Risiko durch Handy-Strahlung bestätigt


Das leuchtet ein: Handys bei Vorträgen über Schäden durch Mobilfunk ausschalten! (Fotomontage: OHA)

Zusammenhang von Exposition und Tumorbildung „eher wahrscheinlich“

Es ist ein Urteil, das nicht nur in Italien für Aufsehen sorgt: Das Berufungsgericht in Turin bestätigt im Fall eines klagenden Arbeiters namens Romeo den Kausalzusammenhang zwischen Handy-Strahlung und Tumorbildung mit „eher wahrscheinlich als unwahrscheinlich”.

Nach Ansicht der Richterin des Berufungsgerichts Turin wurde das Akustikusneurinom (= gutartiger Tumor des Hör- und Gleichgewichtsnervs) des Arbeiters durch die Benutzung des Mobiltelefons verursacht. Damit bestätigte das Gericht in seinem am 13. Januar 2020 veröffentlichten Urteil die Entscheidung des Tribunals von Ivrea aus dem Jahr 2017 in vollem Umfang.

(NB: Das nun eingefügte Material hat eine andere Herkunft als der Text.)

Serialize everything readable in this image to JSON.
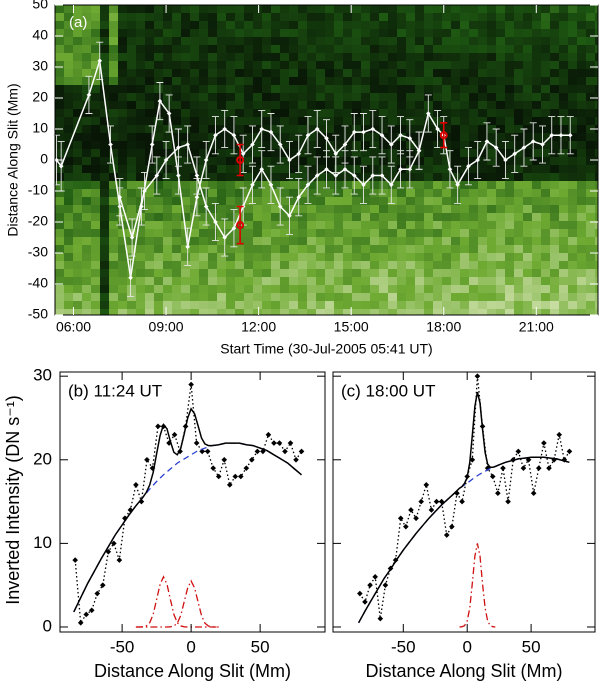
{
  "chart_data": [
    {
      "type": "line",
      "annotation": "(a)",
      "x_label": "Start Time (30-Jul-2005 05:41 UT)",
      "y_label": "Distance Along Slit (Mm)",
      "xlim": [
        5.4,
        23.0
      ],
      "ylim": [
        -50,
        50
      ],
      "xticks": [
        {
          "value": 6,
          "label": "06:00"
        },
        {
          "value": 9,
          "label": "09:00"
        },
        {
          "value": 12,
          "label": "12:00"
        },
        {
          "value": 15,
          "label": "15:00"
        },
        {
          "value": 18,
          "label": "18:00"
        },
        {
          "value": 21,
          "label": "21:00"
        }
      ],
      "yticks": [
        -50,
        -40,
        -30,
        -20,
        -10,
        0,
        10,
        20,
        30,
        40,
        50
      ],
      "series": [
        {
          "color": "#ffffff",
          "marker": "diamond",
          "line": "solid",
          "x": [
            5.45,
            5.6,
            6.5,
            6.85,
            7.2,
            7.5,
            7.85,
            8.2,
            8.55,
            8.8,
            9.1,
            9.4,
            9.7,
            10.0,
            10.3,
            10.6,
            10.9,
            11.2,
            11.5,
            11.8,
            12.1,
            12.4,
            12.7,
            13.0,
            13.3,
            13.6,
            13.9,
            14.2,
            14.5,
            14.8,
            15.1,
            15.4,
            15.7,
            16.0,
            16.3,
            16.6,
            16.9,
            17.2,
            17.5,
            17.8,
            18.0,
            18.2,
            18.45,
            18.8,
            19.1,
            19.4,
            19.7,
            20.0,
            20.3,
            20.6,
            20.9,
            21.2,
            21.5,
            21.8,
            22.1
          ],
          "values": [
            0,
            -2,
            21,
            32,
            5,
            -15,
            -38,
            -15,
            5,
            19,
            15,
            -5,
            -28,
            -12,
            0,
            8,
            10,
            8,
            2,
            5,
            10,
            9,
            5,
            0,
            2,
            8,
            10,
            7,
            2,
            5,
            9,
            9,
            10,
            8,
            5,
            8,
            7,
            3,
            15,
            10,
            8,
            -3,
            -8,
            -2,
            0,
            6,
            4,
            0,
            2,
            4,
            6,
            5,
            8,
            8,
            8
          ],
          "errors": [
            8,
            8,
            6,
            6,
            6,
            6,
            6,
            6,
            6,
            6,
            6,
            6,
            6,
            6,
            6,
            6,
            6,
            6,
            6,
            6,
            6,
            6,
            6,
            6,
            6,
            6,
            6,
            6,
            6,
            6,
            6,
            6,
            6,
            6,
            6,
            6,
            6,
            6,
            6,
            6,
            6,
            6,
            6,
            6,
            6,
            6,
            6,
            6,
            6,
            6,
            6,
            6,
            6,
            6,
            6
          ]
        },
        {
          "color": "#ffffff",
          "marker": "diamond",
          "line": "solid",
          "x": [
            7.5,
            7.9,
            8.3,
            8.7,
            9.0,
            9.4,
            9.7,
            10.0,
            10.3,
            10.6,
            10.9,
            11.2,
            11.5,
            11.8,
            12.1,
            12.4,
            12.7,
            13.0,
            13.3,
            13.6,
            13.9,
            14.2,
            14.5,
            14.8,
            15.1,
            15.4,
            15.7,
            16.0,
            16.3,
            16.6,
            16.9,
            17.2
          ],
          "values": [
            -12,
            -25,
            -10,
            -5,
            0,
            4,
            5,
            -5,
            -15,
            -20,
            -25,
            -22,
            -15,
            -8,
            -3,
            -8,
            -15,
            -18,
            -12,
            -8,
            -5,
            -3,
            -5,
            -3,
            -5,
            -8,
            -5,
            -5,
            -8,
            -3,
            -3,
            3
          ],
          "errors": [
            6,
            6,
            6,
            6,
            6,
            6,
            6,
            6,
            6,
            6,
            6,
            6,
            6,
            6,
            6,
            6,
            6,
            6,
            6,
            6,
            6,
            6,
            6,
            6,
            6,
            6,
            6,
            6,
            6,
            6,
            6,
            6
          ]
        },
        {
          "color": "#e00000",
          "marker": "circle",
          "line": "none",
          "x": [
            11.4,
            11.4,
            18.0
          ],
          "values": [
            0,
            -21,
            8
          ],
          "errors": [
            5,
            6,
            4
          ]
        }
      ]
    },
    {
      "type": "line",
      "annotation": "(b) 11:24 UT",
      "x_label": "Distance Along Slit (Mm)",
      "y_label": "Inverted Intensity (DN s⁻¹)",
      "xlim": [
        -95,
        97
      ],
      "ylim": [
        -0.6,
        30.5
      ],
      "xticks": [
        -50,
        0,
        50
      ],
      "yticks": [
        0,
        10,
        20,
        30
      ],
      "series": [
        {
          "color": "#000000",
          "marker": "diamond",
          "line": "dotted",
          "x": [
            -84,
            -80,
            -76,
            -72,
            -68,
            -64,
            -60,
            -56,
            -52,
            -48,
            -44,
            -40,
            -36,
            -32,
            -28,
            -24,
            -20,
            -16,
            -12,
            -8,
            -4,
            0,
            4,
            8,
            12,
            16,
            20,
            24,
            28,
            32,
            36,
            40,
            44,
            48,
            52,
            56,
            60,
            64,
            68,
            72,
            76,
            80
          ],
          "values": [
            8,
            0.5,
            1.5,
            2,
            4,
            5,
            9,
            10,
            8,
            13,
            14,
            17,
            15,
            20,
            19,
            24,
            24,
            22,
            23,
            21,
            24,
            29,
            22,
            21,
            21,
            19,
            18,
            20,
            17,
            18,
            18,
            19,
            20,
            21,
            21,
            23,
            22,
            22,
            21,
            22,
            20,
            21
          ]
        },
        {
          "color": "#2a3fd0",
          "line": "dashed",
          "x": [
            -85,
            -80,
            -75,
            -70,
            -65,
            -60,
            -55,
            -50,
            -45,
            -40,
            -35,
            -30,
            -25,
            -20,
            -15,
            -10,
            -5,
            0,
            5,
            10,
            15,
            20,
            25,
            30,
            35,
            40,
            45,
            50,
            55,
            60,
            65,
            70,
            75,
            80
          ],
          "values": [
            1.8,
            3.5,
            5.2,
            6.7,
            8.2,
            9.6,
            11.0,
            12.2,
            13.4,
            14.5,
            15.5,
            16.5,
            17.4,
            18.2,
            18.9,
            19.6,
            20.1,
            20.6,
            21.1,
            21.4,
            21.7,
            21.8,
            22.0,
            22.0,
            22.0,
            21.8,
            21.7,
            21.4,
            21.1,
            20.6,
            20.1,
            19.6,
            18.9,
            18.2
          ]
        },
        {
          "color": "#000000",
          "line": "solid",
          "x": [
            -85,
            -80,
            -75,
            -70,
            -65,
            -60,
            -55,
            -50,
            -45,
            -40,
            -37.5,
            -35,
            -32.5,
            -30,
            -27.5,
            -25,
            -22.5,
            -20,
            -17.5,
            -15,
            -12.5,
            -10,
            -7.5,
            -5,
            -2.5,
            0,
            2.5,
            5,
            7.5,
            10,
            12.5,
            15,
            17.5,
            20,
            25,
            30,
            35,
            40,
            45,
            50,
            55,
            60,
            65,
            70,
            75,
            80
          ],
          "values": [
            1.8,
            3.5,
            5.2,
            6.7,
            8.2,
            9.6,
            11.0,
            12.2,
            13.4,
            14.5,
            15.0,
            15.5,
            16.1,
            17.0,
            18.5,
            20.7,
            22.9,
            24.2,
            23.7,
            22.2,
            20.9,
            20.6,
            21.4,
            23.1,
            25.0,
            26.1,
            25.5,
            24.1,
            22.6,
            21.9,
            21.7,
            21.7,
            21.75,
            21.8,
            22.0,
            22.0,
            22.0,
            21.8,
            21.7,
            21.4,
            21.1,
            20.6,
            20.1,
            19.6,
            18.9,
            18.2
          ]
        },
        {
          "color": "#d01010",
          "line": "dashdot",
          "x": [
            -40,
            -37.5,
            -35,
            -32.5,
            -30,
            -27.5,
            -25,
            -22.5,
            -20,
            -17.5,
            -15,
            -12.5,
            -10,
            -7.5,
            -5,
            -2.5,
            0,
            2.5,
            5,
            7.5,
            10,
            12.5,
            15,
            17.5,
            20
          ],
          "values": [
            0,
            0,
            0.02,
            0.13,
            0.51,
            1.5,
            3.29,
            5.1,
            6,
            5.1,
            3.29,
            1.5,
            0.51,
            0.13,
            0.02,
            0,
            0,
            0,
            0,
            0,
            0,
            0,
            0,
            0,
            0
          ]
        },
        {
          "color": "#d01010",
          "line": "dashdot",
          "x": [
            -40,
            -37.5,
            -35,
            -32.5,
            -30,
            -27.5,
            -25,
            -22.5,
            -20,
            -17.5,
            -15,
            -12.5,
            -10,
            -7.5,
            -5,
            -2.5,
            0,
            2.5,
            5,
            7.5,
            10,
            12.5,
            15,
            17.5,
            20
          ],
          "values": [
            0,
            0,
            0,
            0,
            0,
            0,
            0,
            0,
            0,
            0,
            0.02,
            0.12,
            0.47,
            1.38,
            3.02,
            4.67,
            5.5,
            4.67,
            3.02,
            1.38,
            0.47,
            0.12,
            0.02,
            0,
            0
          ]
        }
      ]
    },
    {
      "type": "line",
      "annotation": "(c) 18:00 UT",
      "x_label": "Distance Along Slit (Mm)",
      "xlim": [
        -105,
        100
      ],
      "ylim": [
        -0.6,
        30.5
      ],
      "xticks": [
        -50,
        0,
        50
      ],
      "series": [
        {
          "color": "#000000",
          "marker": "diamond",
          "line": "dotted",
          "x": [
            -84,
            -80,
            -76,
            -72,
            -68,
            -64,
            -60,
            -56,
            -52,
            -48,
            -44,
            -40,
            -36,
            -32,
            -28,
            -24,
            -20,
            -16,
            -12,
            -8,
            -4,
            0,
            4,
            8,
            12,
            16,
            20,
            24,
            28,
            32,
            36,
            40,
            44,
            48,
            52,
            56,
            60,
            64,
            68,
            72,
            76,
            80
          ],
          "values": [
            4,
            3,
            5,
            6,
            1,
            5,
            7,
            8,
            13,
            12,
            14,
            13,
            15,
            17,
            14,
            15,
            15,
            11,
            12,
            16,
            15,
            18,
            20,
            30,
            24,
            19,
            18,
            16,
            19,
            15,
            20,
            21,
            19,
            20,
            16,
            19,
            22,
            19,
            20,
            23,
            20,
            21
          ]
        },
        {
          "color": "#2a3fd0",
          "line": "dashed",
          "x": [
            -85,
            -80,
            -75,
            -70,
            -65,
            -60,
            -55,
            -50,
            -45,
            -40,
            -35,
            -30,
            -25,
            -20,
            -15,
            -10,
            -5,
            0,
            5,
            10,
            15,
            20,
            25,
            30,
            35,
            40,
            45,
            50,
            55,
            60,
            65,
            70,
            75,
            80
          ],
          "values": [
            0.5,
            1.9,
            3.2,
            4.5,
            5.8,
            6.9,
            8.1,
            9.2,
            10.2,
            11.2,
            12.1,
            13.0,
            13.8,
            14.6,
            15.3,
            16.0,
            16.7,
            17.2,
            17.8,
            18.3,
            18.7,
            19.1,
            19.4,
            19.7,
            19.9,
            20.1,
            20.2,
            20.3,
            20.3,
            20.3,
            20.2,
            20.1,
            19.9,
            19.7
          ]
        },
        {
          "color": "#000000",
          "line": "solid",
          "x": [
            -85,
            -80,
            -75,
            -70,
            -65,
            -60,
            -55,
            -50,
            -45,
            -40,
            -35,
            -30,
            -25,
            -20,
            -15,
            -10,
            -6,
            -4,
            -2,
            0,
            2,
            4,
            6,
            8,
            10,
            12,
            14,
            16,
            18,
            20,
            22,
            25,
            30,
            35,
            40,
            45,
            50,
            55,
            60,
            65,
            70,
            75,
            80
          ],
          "values": [
            0.5,
            1.9,
            3.2,
            4.5,
            5.8,
            6.9,
            8.1,
            9.2,
            10.2,
            11.2,
            12.1,
            13.0,
            13.8,
            14.6,
            15.3,
            16.0,
            16.6,
            16.8,
            17.2,
            17.9,
            19.7,
            22.9,
            26.4,
            28.1,
            26.8,
            23.7,
            20.9,
            19.5,
            19.1,
            19.1,
            19.2,
            19.4,
            19.7,
            19.9,
            20.1,
            20.2,
            20.3,
            20.3,
            20.3,
            20.2,
            20.1,
            19.9,
            19.7
          ]
        },
        {
          "color": "#d01010",
          "line": "dashdot",
          "x": [
            -6,
            -4,
            -2,
            0,
            2,
            4,
            6,
            8,
            10,
            12,
            14,
            16,
            18,
            20,
            22
          ],
          "values": [
            0,
            0.03,
            0.17,
            0.73,
            2.3,
            5.2,
            8.49,
            10,
            8.49,
            5.2,
            2.3,
            0.73,
            0.17,
            0.03,
            0
          ]
        }
      ]
    }
  ]
}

Die Auffassung des Gerichts wird bestätigt durch „epidemiologische Daten, die Ergebnisse von Tierversuchen (derzeit nicht im Widerspruch zu anderen Versuchen derselben Art), die Dauer und Intensität der Exposition (…), die besonders wichtig sind angesichts der – auf wissenschaftlicher Ebene – festgestellten Dosis-Wirkungs-Beziehung zwischen der Exposition gegenüber Mobilfunk-Funkfrequenzen und dem Risiko von Akustikusneurinomen sowie das Fehlen jedes anderen Faktors, der die Krankheit hätte verursachen können“.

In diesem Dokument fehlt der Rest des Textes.